Occasional anxiousness is a normal part of life. However, with anxiety disorders, everyday situations can trigger feelings of worry or fear that are intense, persistent, or uncontrollable. Anxiety disorders can interfere with work, school, family, relationships, social life, and overall well-being.

Having an anxiety disorder is a risk factor for depression, and both disorders can occur together. Living with an untreated mental health disorder can have serious consequences.

What are the symptoms of anxiety disorders?

Symptoms of anxiety disorders vary from person to person. Common symptoms include:

  • Worrying excessively about everyday things
  • Trouble controlling worries or feelings of nervousness
  • Feeling restless, wound-up, irritable, or on-edge
  • Difficulty concentrating
  • Difficultly falling or staying asleep
  • Headaches, muscle aches, stomachaches, or unexplained pains

 Who is affected by anxiety disorders?

Anxiety disorders can affect people of all ages, races, ethnicities, and genders. Certain people may be at higher risk of developing an anxiety disorder such as people with a family history of anxiety or other mental disorders, or people who have been exposed to stressful and negative life or environmental events.
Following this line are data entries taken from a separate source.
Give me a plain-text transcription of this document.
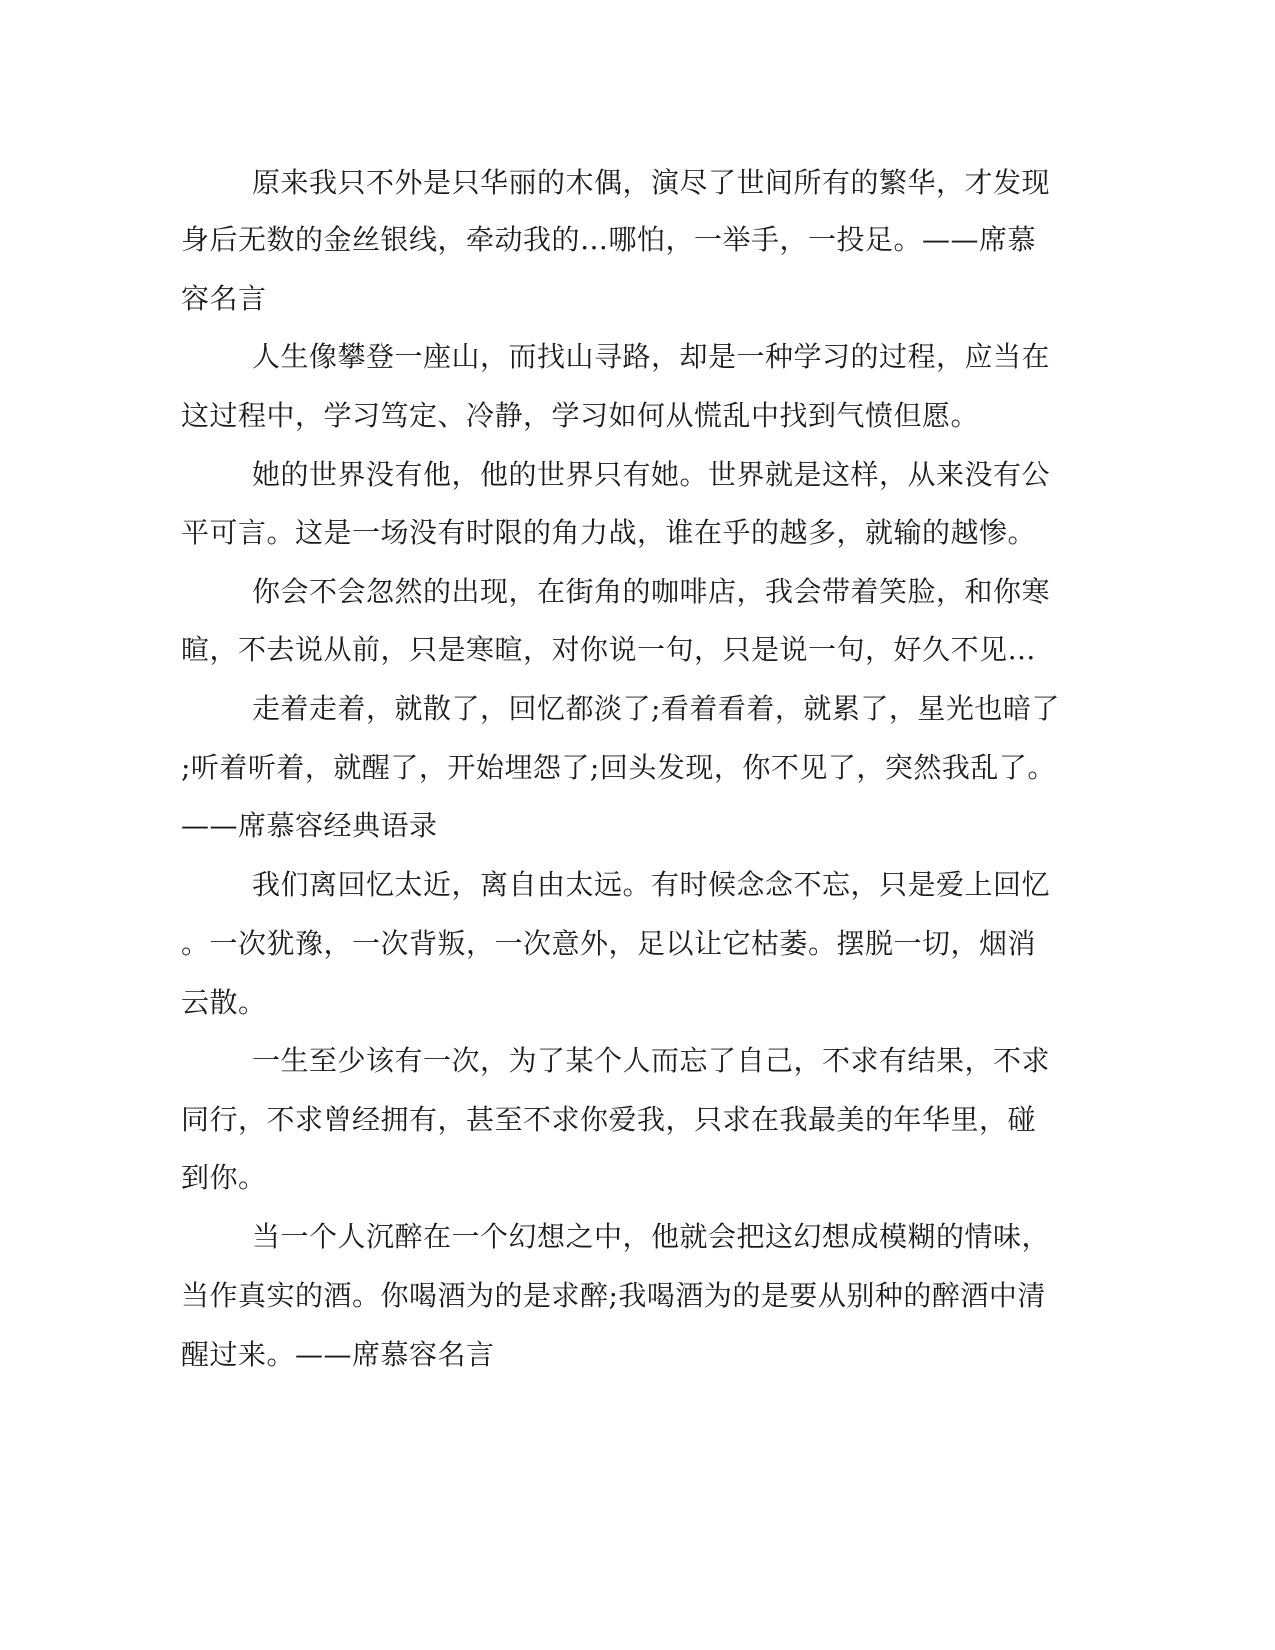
原来我只不外是只华丽的木偶，演尽了世间所有的繁华，才发现

身后无数的金丝银线，牵动我的…哪怕，一举手，一投足。——席慕

容名言

人生像攀登一座山，而找山寻路，却是一种学习的过程，应当在

这过程中，学习笃定、冷静，学习如何从慌乱中找到气愤但愿。

她的世界没有他，他的世界只有她。世界就是这样，从来没有公

平可言。这是一场没有时限的角力战，谁在乎的越多，就输的越惨。

你会不会忽然的出现，在街角的咖啡店，我会带着笑脸，和你寒

暄，不去说从前，只是寒暄，对你说一句，只是说一句，好久不见…

走着走着，就散了，回忆都淡了;看着看着，就累了，星光也暗了

;听着听着，就醒了，开始埋怨了;回头发现，你不见了，突然我乱了。

——席慕容经典语录

我们离回忆太近，离自由太远。有时候念念不忘，只是爱上回忆

。一次犹豫，一次背叛，一次意外，足以让它枯萎。摆脱一切，烟消

云散。

一生至少该有一次，为了某个人而忘了自己，不求有结果，不求

同行，不求曾经拥有，甚至不求你爱我，只求在我最美的年华里，碰

到你。

当一个人沉醉在一个幻想之中，他就会把这幻想成模糊的情味，

当作真实的酒。你喝酒为的是求醉;我喝酒为的是要从别种的醉酒中清

醒过来。——席慕容名言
How are anxiety disorders diagnosed?

A health care provider will ask questions about your feelings, mood, behavior patterns, and other aspects of your life. This screening may include a physical exam and blood test to rule out physical causes.

How to Get Help Now

If you or someone you know is struggling or in crisis, help is available. Call or text 988 to access the Suicide & Crisis Lifeline. You can also access the Lifeline via web chat at 988lifeline.org. The Lifeline provides free and confidential emotional support to people in suicidal crisis or emotional distress 24 hours a day, 7 days a week in the United States and U.S. territories.

How are anxiety disorders treated?

Anxiety disorders are treatable. Treatments can include psychotherapy, or “talk therapy,” stress management techniques, FDA-approved medications, such as anti-anxiety or antidepressants, or a combination of these treatments. Talk to a health care provider to determine the best treatment for you.

Anxiety disorders and clinical trials

The FDA encourages people from diverse backgrounds to participate in clinical trials. If you think an anxiety disorder clinical trial may be right for you, talk to your health care provider. You can also search for clinical trials in your area at www.ClinicalTrials.gov.